Skilled nursing facilities will begin a value-based purchasing program with a 2% cut for higher readmissions in FY 2018. Outpatient departments and ambulatory surgical centers will soon be paid based on quality scores, and for physicians, the value-based payment modifier is now in effect. Long-term acute care providers will soon be added.
There might not be that much room to expand in those sectors without adding more specialty care types of bundled programs, which CMS says it intends to do.
But the administration wants to do a lot more. "We are dedicated to using incentives for higher-value care, fostering greater integration and coordination of care and attention to population health… we can accelerate these improvements and integrate them into the fabric of the U.S. health system," Health and Human Services Secretary Sylvia Burwell wrote in in the New England Journal of Medicine Monday.
Until that happens, however, Keckley says he thinks CMS is pinning a lot of hope on its ability to expand bundled payment and ACO models to many more providers. But the most important thing, he says, was for CMS to get out early in the year reminding the public that the PPACA already does include tools to lower costs and improve quality.
In part, he says, the timing of the announcement was strategic. "I do find it intriguing that the CMS announcement came out right after the President's State of the Union address, just after the 114th Congress is seated, and the book (critical of the PPACA) by Steven Brill is out. Now we have this announcement that we're going to ramp up, and ramp up attention to these VBPO programs because we want to reinforce the fact there's something in the law about this."

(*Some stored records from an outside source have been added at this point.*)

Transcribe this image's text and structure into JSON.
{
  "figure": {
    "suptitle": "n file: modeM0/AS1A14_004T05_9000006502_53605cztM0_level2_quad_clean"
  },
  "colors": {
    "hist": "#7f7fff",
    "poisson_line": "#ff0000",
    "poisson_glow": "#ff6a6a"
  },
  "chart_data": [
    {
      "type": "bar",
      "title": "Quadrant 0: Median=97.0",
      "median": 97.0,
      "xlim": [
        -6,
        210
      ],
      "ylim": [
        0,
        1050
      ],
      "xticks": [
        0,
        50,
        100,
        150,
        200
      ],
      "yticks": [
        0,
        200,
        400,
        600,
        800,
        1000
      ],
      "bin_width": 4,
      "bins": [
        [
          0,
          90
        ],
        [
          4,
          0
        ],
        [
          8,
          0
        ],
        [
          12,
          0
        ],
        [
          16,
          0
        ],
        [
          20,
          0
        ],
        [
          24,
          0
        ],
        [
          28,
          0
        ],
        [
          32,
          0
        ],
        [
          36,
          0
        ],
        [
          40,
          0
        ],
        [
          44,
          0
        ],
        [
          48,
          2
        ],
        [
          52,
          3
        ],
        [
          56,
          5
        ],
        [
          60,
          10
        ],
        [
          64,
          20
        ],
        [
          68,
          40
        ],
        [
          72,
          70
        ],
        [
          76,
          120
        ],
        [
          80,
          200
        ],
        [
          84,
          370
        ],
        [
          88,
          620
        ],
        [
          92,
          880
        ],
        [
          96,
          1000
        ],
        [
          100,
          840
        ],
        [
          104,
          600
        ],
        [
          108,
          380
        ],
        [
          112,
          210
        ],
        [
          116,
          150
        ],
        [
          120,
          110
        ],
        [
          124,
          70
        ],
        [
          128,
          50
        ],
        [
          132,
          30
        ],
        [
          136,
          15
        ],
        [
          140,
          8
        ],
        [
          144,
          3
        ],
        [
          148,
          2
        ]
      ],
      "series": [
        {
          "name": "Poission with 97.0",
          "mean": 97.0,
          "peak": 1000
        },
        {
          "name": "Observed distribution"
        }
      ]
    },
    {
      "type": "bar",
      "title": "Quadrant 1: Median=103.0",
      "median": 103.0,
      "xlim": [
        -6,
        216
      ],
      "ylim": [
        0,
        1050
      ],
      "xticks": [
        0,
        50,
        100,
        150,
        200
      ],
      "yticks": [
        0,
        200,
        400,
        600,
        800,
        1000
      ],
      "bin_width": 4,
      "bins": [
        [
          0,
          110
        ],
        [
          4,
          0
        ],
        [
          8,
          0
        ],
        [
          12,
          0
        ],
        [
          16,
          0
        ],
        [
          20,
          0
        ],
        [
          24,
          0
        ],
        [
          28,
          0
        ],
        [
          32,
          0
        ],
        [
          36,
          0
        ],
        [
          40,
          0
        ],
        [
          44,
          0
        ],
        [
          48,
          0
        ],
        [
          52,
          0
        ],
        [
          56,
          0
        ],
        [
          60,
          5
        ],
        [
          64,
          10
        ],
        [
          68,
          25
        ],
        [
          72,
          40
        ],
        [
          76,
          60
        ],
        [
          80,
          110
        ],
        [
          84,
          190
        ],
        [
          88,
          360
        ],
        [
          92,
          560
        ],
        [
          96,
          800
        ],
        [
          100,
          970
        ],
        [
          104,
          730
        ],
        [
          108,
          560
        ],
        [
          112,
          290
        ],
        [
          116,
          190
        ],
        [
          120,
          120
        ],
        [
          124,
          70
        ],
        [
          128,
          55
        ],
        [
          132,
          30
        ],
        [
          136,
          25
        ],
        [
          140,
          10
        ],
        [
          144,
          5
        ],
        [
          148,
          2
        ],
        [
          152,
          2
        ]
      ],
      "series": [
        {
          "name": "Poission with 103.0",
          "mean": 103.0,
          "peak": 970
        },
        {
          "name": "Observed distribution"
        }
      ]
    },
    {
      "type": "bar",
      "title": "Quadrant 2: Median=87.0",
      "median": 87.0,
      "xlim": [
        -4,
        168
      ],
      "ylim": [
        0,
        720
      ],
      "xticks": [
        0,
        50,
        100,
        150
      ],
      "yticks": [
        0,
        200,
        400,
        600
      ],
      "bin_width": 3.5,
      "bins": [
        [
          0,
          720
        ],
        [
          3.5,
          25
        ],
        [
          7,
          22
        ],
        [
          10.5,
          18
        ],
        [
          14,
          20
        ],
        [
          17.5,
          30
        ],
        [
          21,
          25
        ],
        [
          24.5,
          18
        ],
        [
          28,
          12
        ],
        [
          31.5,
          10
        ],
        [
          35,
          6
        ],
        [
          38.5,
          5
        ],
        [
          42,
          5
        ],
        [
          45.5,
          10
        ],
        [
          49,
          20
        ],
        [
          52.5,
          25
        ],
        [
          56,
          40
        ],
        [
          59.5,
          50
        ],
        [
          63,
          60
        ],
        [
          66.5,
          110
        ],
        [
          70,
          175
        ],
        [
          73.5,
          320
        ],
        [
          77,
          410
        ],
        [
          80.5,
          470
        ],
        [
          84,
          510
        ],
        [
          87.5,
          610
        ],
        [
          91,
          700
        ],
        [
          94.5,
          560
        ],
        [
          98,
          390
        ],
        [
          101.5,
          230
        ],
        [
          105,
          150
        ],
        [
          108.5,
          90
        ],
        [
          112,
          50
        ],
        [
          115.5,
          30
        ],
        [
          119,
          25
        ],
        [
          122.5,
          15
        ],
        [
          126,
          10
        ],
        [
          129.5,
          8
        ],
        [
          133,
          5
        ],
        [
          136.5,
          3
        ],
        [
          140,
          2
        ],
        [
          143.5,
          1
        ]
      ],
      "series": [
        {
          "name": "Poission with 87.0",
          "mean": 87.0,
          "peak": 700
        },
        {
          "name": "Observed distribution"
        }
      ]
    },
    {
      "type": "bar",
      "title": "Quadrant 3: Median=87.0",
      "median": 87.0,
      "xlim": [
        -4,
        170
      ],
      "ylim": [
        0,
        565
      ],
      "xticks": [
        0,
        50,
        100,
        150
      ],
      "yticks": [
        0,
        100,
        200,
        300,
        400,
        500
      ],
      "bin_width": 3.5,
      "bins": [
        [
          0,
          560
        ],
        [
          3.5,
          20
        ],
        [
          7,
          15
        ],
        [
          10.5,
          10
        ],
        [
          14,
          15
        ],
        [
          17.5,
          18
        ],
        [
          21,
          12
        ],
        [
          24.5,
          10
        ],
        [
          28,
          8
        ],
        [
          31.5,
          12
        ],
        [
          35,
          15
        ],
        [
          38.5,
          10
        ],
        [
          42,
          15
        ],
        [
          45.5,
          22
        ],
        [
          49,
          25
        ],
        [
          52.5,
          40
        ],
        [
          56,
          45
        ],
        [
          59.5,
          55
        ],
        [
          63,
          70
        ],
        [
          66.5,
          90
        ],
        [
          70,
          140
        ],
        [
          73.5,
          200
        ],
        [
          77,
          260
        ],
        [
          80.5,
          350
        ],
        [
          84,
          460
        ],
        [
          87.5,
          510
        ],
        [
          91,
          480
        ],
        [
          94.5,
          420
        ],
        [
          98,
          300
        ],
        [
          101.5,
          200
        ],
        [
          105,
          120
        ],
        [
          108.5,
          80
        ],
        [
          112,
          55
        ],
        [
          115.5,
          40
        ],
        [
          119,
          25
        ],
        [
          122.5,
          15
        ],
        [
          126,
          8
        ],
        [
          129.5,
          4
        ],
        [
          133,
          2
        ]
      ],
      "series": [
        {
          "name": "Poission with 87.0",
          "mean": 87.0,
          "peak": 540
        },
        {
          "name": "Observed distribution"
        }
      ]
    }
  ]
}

Keckley says there will be a lot of criticism and opposition. "I guarantee you, [Rep. Paul] Ryan [R-WI] and the gang on the hill will have these folks in front of their committees. We have 30 some doctors in Congress. It just can't happen quite this fast."
"And I think there's some tongue-in-cheek there (with respect to CMS's percentage goals). I don't think the 2016 numbers will come in anywhere near this. Yes, I think they can get closer, but I'm having a hard time imagining they can get as close as they say they want to."